Desta forma, o mal, em última análise, torna-se um meio utilizado para a libertação do próprio mal. Os produtos da ação do mal, que escavou o abismo na Terra, servem para a edificação de um monte fora dela, no qual se prepara para a realização dos fins do bem.
 

Se soubéssemos ver em profundidade, poderíamos bem dar-nos conta deste fato, que se repete em tantos eventos de nossa vida, pelo qual o mal acaba por gerar o bem.
 

Os nossos juízos sobre a ação divina se detém na superfície e se limitam ao momento, e, pretendemos com eles concluir a respeito dos problemas que desconhecemos, frequentemente, algumas construções não se podem conseguir a não ser por reação, pois a do mal é o impulso a que o involuído mais obedece. 

Então, a força mobilizada não pode ser o bem, mas o mal. Por isso, as guerras, que parecem tão inúteis e homicidas, são muitas vezes úteis para determinar entre inimigos, que de outra forma se odiariam, a necessidade de coalizão com o objetivo de defesa comum, levando-os à unificação, uma das grandes vias evolutivas, que nos conduzem a Deus. 

A sabedoria da Lei, com frequência, se revela em excitar as nossas possibilidades latentes para que o bem, que está dentro de nós, possa aflorar pelo nosso esforço. Por isso, os assaltos exteriores do mal e da dor agem sobre todos indiscriminadamente. 

O efeito é que difere, dependente sobretudo da reação que a natureza de cada qual estabelece. Se o indivíduo for um involuído, tudo para ele pode tornar-se instrumento de perdição; ao contrário, se for evoluído, tudo se lhe transforma em meio de elevação. O primeiro, vendo-se acuado pelo mal, reage com o mal, descendo mais ainda. O segundo reage com o bem, elevando-se. 

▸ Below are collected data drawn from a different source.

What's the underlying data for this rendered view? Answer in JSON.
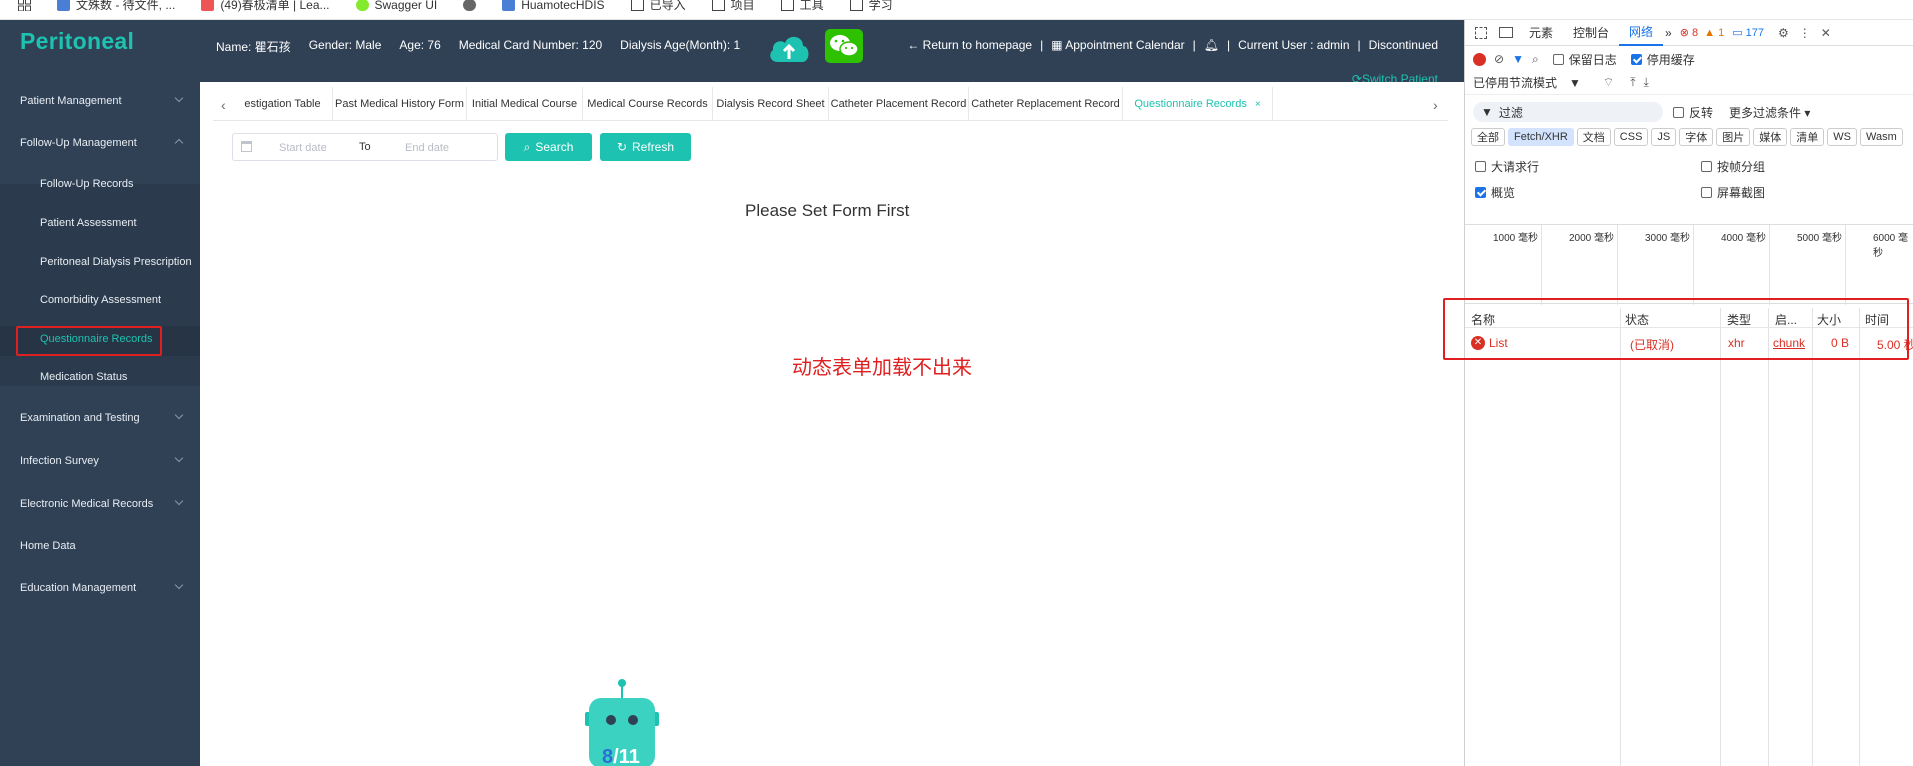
{
  "bookmarks": [
    {
      "label": "文殊数 - 待文件, ...",
      "icon": "x-icon",
      "color": "#4a7fd6"
    },
    {
      "label": "(49)春极清单 | Lea...",
      "icon": "leetcode-icon",
      "color": "#e55"
    },
    {
      "label": "Swagger UI",
      "icon": "swagger-icon",
      "color": "#85ea2d"
    },
    {
      "label": "",
      "icon": "chrome-icon",
      "color": "#666"
    },
    {
      "label": "HuamotecHDIS",
      "icon": "hdis-icon",
      "color": "#4a7fd6"
    },
    {
      "label": "已导入",
      "icon": "folder-icon",
      "color": "#444"
    },
    {
      "label": "项目",
      "icon": "folder-icon",
      "color": "#444"
    },
    {
      "label": "工具",
      "icon": "folder-icon",
      "color": "#444"
    },
    {
      "label": "学习",
      "icon": "folder-icon",
      "color": "#444"
    }
  ],
  "app": {
    "logo": "Peritoneal",
    "patient": {
      "name": "Name: 瞿石孩",
      "gender": "Gender: Male",
      "age": "Age: 76",
      "card": "Medical Card Number: 120",
      "dialysis_age": "Dialysis Age(Month): 1"
    },
    "top_actions": {
      "home": "← Return to homepage",
      "sep1": "|",
      "calendar": "Appointment Calendar",
      "sep2": "|",
      "sep3": "|",
      "user": "Current User : admin",
      "sep4": "|",
      "discontinued": "Discontinued",
      "switch_patient": "Switch Patient"
    },
    "sidebar": {
      "items": [
        {
          "label": "Patient Management",
          "chevron": "down"
        },
        {
          "label": "Follow-Up Management",
          "chevron": "up"
        },
        {
          "label": "Follow-Up Records",
          "sub": true
        },
        {
          "label": "Patient Assessment",
          "sub": true
        },
        {
          "label": "Peritoneal Dialysis Prescription",
          "sub": true
        },
        {
          "label": "Comorbidity Assessment",
          "sub": true
        },
        {
          "label": "Questionnaire Records",
          "sub": true,
          "active": true
        },
        {
          "label": "Medication Status",
          "sub": true
        },
        {
          "label": "Examination and Testing",
          "chevron": "down"
        },
        {
          "label": "Infection Survey",
          "chevron": "down"
        },
        {
          "label": "Electronic Medical Records",
          "chevron": "down"
        },
        {
          "label": "Home Data"
        },
        {
          "label": "Education Management",
          "chevron": "down"
        }
      ]
    },
    "tabs": [
      "estigation Table",
      "Past Medical History Form",
      "Initial Medical Course",
      "Medical Course Records",
      "Dialysis Record Sheet",
      "Catheter Placement Record",
      "Catheter Replacement Record",
      "Questionnaire Records"
    ],
    "active_tab": "Questionnaire Records",
    "filter": {
      "start_placeholder": "Start date",
      "to": "To",
      "end_placeholder": "End date",
      "search": "Search",
      "refresh": "Refresh"
    },
    "empty_message": "Please Set Form First",
    "annotation": "动态表单加载不出来",
    "robot_badge": {
      "current": "8",
      "sep": "/",
      "total": "11"
    }
  },
  "devtools": {
    "tabs": [
      "元素",
      "控制台",
      "网络"
    ],
    "active_tab": "网络",
    "errors": "8",
    "warnings": "1",
    "messages": "177",
    "toolbar": {
      "preserve_log": "保留日志",
      "disable_cache": "停用缓存",
      "throttle": "已停用节流模式"
    },
    "filter": {
      "placeholder": "过滤",
      "invert": "反转",
      "more": "更多过滤条件"
    },
    "types": [
      "全部",
      "Fetch/XHR",
      "文档",
      "CSS",
      "JS",
      "字体",
      "图片",
      "媒体",
      "清单",
      "WS",
      "Wasm"
    ],
    "active_type": "Fetch/XHR",
    "options": {
      "large_rows": "大请求行",
      "group_by_frame": "按帧分组",
      "overview": "概览",
      "screenshots": "屏幕截图"
    },
    "timeline_ticks": [
      "1000 毫秒",
      "2000 毫秒",
      "3000 毫秒",
      "4000 毫秒",
      "5000 毫秒",
      "6000 毫秒"
    ],
    "columns": [
      "名称",
      "状态",
      "类型",
      "启...",
      "大小",
      "时间"
    ],
    "requests": [
      {
        "name": "List",
        "status": "(已取消)",
        "type": "xhr",
        "initiator": "chunk",
        "size": "0 B",
        "time": "5.00 秒"
      }
    ]
  }
}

A mesma força pode, assim, produzir dois efeitos opostos, conforme o ser com que colide, mas, em qualquer caso, pondo a descoberto a natureza do indivíduo. Isto significa tendência a aumentar-lhe as qualidades, sejam quais forem elas, tendência a assim resolver o dualismo da existência, quer para o bem, volvendo a Deus, quer para o mal. onde o ser se anula longe de Deus. 

Isto patenteia-nos que a fratura dualista do sistema tende verdadeiramente a consolidar-se, fundindo-se no Uno originário, que se reconstitui integralmente na sua primeira unidade. 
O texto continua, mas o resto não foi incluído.